Gegen dieses Urteil wandte sich der Verurteilte im Mai 2026 direkt ans Bundesgericht und verlangte eine Überprüfung des Urteils. Das Bundesgericht ist jedoch für solche Anträge gegen erstinstanzliche kantonale Urteile nicht zuständig. Es kann nur angerufen werden, wenn zuvor alle kantonalen Instanzen durchlaufen wurden – das war hier nicht der Fall.
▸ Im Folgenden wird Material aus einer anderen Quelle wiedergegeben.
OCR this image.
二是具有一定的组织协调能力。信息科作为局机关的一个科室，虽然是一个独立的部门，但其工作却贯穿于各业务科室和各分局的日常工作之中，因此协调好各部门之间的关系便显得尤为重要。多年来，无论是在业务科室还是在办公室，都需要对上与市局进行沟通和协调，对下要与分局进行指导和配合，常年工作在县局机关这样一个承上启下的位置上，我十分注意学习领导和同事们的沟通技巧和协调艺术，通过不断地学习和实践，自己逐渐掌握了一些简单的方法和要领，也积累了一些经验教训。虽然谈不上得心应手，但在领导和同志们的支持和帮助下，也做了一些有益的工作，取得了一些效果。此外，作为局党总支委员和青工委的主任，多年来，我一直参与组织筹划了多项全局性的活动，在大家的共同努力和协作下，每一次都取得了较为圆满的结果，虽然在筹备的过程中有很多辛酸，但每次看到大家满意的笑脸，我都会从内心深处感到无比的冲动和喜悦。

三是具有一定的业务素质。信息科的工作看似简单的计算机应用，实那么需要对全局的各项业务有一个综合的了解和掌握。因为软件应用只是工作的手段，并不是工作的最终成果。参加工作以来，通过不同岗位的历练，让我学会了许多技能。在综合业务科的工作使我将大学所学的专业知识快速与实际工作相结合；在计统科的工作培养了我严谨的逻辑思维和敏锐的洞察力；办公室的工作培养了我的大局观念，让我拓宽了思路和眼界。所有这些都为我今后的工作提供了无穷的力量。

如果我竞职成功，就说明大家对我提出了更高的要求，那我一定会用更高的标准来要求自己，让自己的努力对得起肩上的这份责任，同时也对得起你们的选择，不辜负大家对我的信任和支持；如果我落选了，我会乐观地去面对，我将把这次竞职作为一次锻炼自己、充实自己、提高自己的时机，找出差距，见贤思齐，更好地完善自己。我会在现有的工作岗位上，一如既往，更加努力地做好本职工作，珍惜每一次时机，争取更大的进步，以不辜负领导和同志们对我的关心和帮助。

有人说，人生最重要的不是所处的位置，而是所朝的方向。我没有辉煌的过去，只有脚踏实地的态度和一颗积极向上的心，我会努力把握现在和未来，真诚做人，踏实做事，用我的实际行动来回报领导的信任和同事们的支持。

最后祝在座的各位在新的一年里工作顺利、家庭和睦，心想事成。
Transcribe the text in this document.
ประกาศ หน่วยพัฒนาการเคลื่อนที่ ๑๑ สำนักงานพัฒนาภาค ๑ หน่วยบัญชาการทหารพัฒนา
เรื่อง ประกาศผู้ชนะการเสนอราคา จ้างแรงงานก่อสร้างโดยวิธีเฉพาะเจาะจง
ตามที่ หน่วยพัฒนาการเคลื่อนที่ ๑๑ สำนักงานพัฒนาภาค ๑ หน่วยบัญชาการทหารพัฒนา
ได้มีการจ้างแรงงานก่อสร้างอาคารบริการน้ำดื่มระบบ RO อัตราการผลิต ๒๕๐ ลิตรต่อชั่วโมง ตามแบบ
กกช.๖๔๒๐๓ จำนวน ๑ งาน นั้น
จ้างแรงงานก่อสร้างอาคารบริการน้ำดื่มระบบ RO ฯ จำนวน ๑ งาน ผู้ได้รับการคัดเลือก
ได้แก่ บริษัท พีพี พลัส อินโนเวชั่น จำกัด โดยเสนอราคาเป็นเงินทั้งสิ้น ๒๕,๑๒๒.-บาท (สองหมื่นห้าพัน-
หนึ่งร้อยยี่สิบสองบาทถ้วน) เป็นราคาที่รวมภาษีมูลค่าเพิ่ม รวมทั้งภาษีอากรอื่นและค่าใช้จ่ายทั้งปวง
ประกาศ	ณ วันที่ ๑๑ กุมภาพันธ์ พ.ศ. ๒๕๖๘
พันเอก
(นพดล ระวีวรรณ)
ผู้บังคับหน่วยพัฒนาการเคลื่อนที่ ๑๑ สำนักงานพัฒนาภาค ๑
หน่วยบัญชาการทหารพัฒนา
Das Bundesgericht wies den Verurteilten darauf hin, dass er zunächst die kantonalen Rechtsmittel ausschöpfen müsse: Er könne Berufung beim erstinstanzlichen Gericht anmelden oder eine Beschwerde bei der Beschwerdekammer des Obergerichts des Kantons Bern einreichen. Aus den Akten geht hervor, dass der Verurteilte diese Schritte offenbar bereits eingeleitet hatte. Eine Weiterleitung seiner Eingabe erübrigte sich daher.
Das Bundesgericht trat auf die Eingabe nicht ein, verzichtete aber ausnahmsweise auf eine Kostenauflage.